Situated pedagogy under current regimes of efficiency and accountability, is vulnerable to charges of valuelessness because it honors the idea that a limited number of people in a specific time/space frame can have an experience of value that leaves no visible trace afterward and cannot be reproduced. 

In this way, in all that the rubbings do not convey, in their subjectivity and partiality, they call attention to the irreducibility of teaching work, the limitations of our vision and the value of the invisible (Mackler & Santoro, 2002, p.114). The rubbings trace the teachers’ spaces and their care for students and community with and through those spaces, as they mark invisibility—delineating the shapes of all that we can’t see and know about teaching work and care.

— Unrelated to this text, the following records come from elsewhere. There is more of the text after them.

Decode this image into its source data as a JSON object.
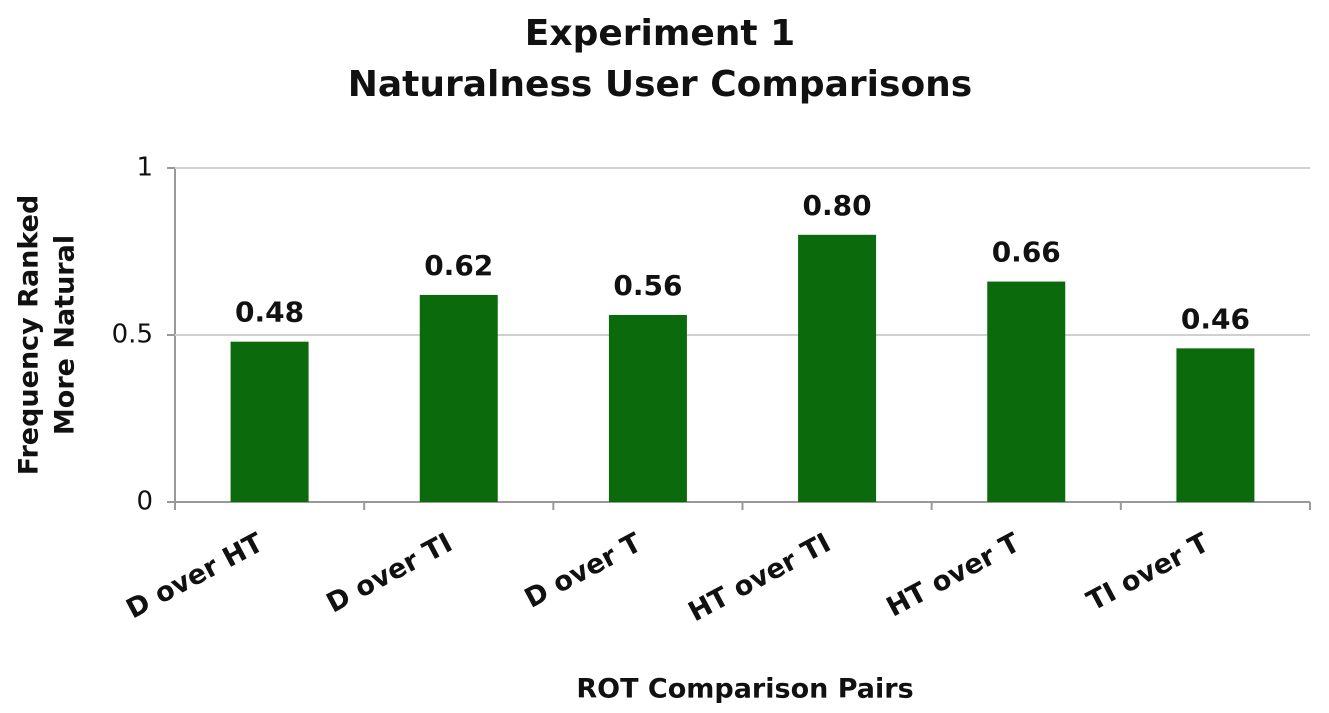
{
  "chart_data": {
    "type": "bar",
    "title": [
      "Experiment 1",
      "Naturalness User Comparisons"
    ],
    "x_label": "ROT Comparison Pairs",
    "y_label": [
      "Frequency Ranked",
      "More Natural"
    ],
    "categories": [
      "D over HT",
      "D over TI",
      "D over T",
      "HT over TI",
      "HT over T",
      "TI over T"
    ],
    "values": [
      0.48,
      0.62,
      0.56,
      0.8,
      0.66,
      0.46
    ],
    "value_labels": [
      "0.48",
      "0.62",
      "0.56",
      "0.80",
      "0.66",
      "0.46"
    ],
    "color": "#0b6a0b",
    "ylim": [
      0,
      1
    ],
    "yticks": [
      0,
      0.5,
      1
    ],
    "grid": true
  }
}
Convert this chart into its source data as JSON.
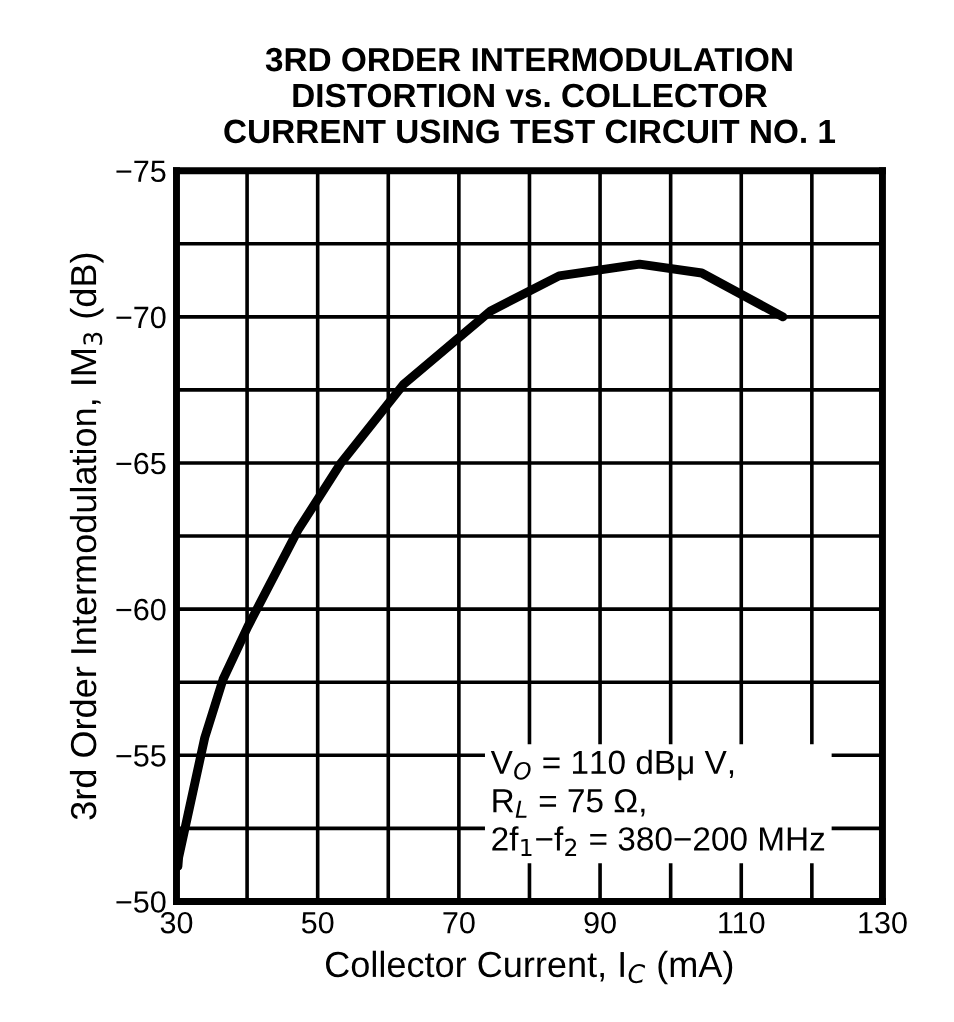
{
  "chart_data": {
    "type": "line",
    "title": "3RD ORDER INTERMODULATION\nDISTORTION vs. COLLECTOR\nCURRENT USING TEST CIRCUIT NO. 1",
    "xlabel": "Collector Current, I$_{C}$ (mA)",
    "ylabel": "3rd Order Intermodulation, IM$_{3}$ (dB)",
    "series": [
      {
        "color": "#000000",
        "x": [
          30.2,
          30.3,
          34,
          36.6,
          40.1,
          47.2,
          53.3,
          62.2,
          74.5,
          84.2,
          95.6,
          104.4,
          115.9
        ],
        "values": [
          -51.2,
          -51.5,
          -55.6,
          -57.6,
          -59.4,
          -62.7,
          -65.0,
          -67.7,
          -70.2,
          -71.4,
          -71.8,
          -71.5,
          -70.0
        ]
      }
    ],
    "xlim": [
      30,
      130
    ],
    "xticks": [
      30,
      {
        "value": 40,
        "label": null
      },
      50,
      {
        "value": 60,
        "label": null
      },
      70,
      {
        "value": 80,
        "label": null
      },
      90,
      {
        "value": 100,
        "label": null
      },
      110,
      {
        "value": 120,
        "label": null
      },
      130
    ],
    "ylim": [
      -50,
      -75
    ],
    "yticks": [
      -50,
      {
        "value": -52.5,
        "label": null
      },
      -55,
      {
        "value": -57.5,
        "label": null
      },
      -60,
      {
        "value": -62.5,
        "label": null
      },
      -65,
      {
        "value": -67.5,
        "label": null
      },
      -70,
      {
        "value": -72.5,
        "label": null
      },
      -75
    ],
    "grid": true,
    "legend": false,
    "marker": "none",
    "line_style": "solid",
    "annotations": [
      "V$_{O}$ = 110 dBμ V,\nR$_{L}$ = 75 Ω,\n2f$_{1}$−f$_{2}$ = 380−200 MHz"
    ]
  }
}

[i] Although the Advance teacher evaluation system is based on a rubric where 40% of a teacher’s grade is determined by their value-added rating (students’ yearly progress on test scores), the test scores are weighted more heavily. Thus, as the progressive caucus, Movement of Rank and File Educators (MORE) explains, “teachers who are measured ineffective on the test-based component of the evaluation must be labeled ineffective overall, no matter what they receive from their principal based on the observation of their teaching. The test-based component, 40% of teachers’ evaluations, outweighs the observation component, which is 60% (2013, emphasis in original).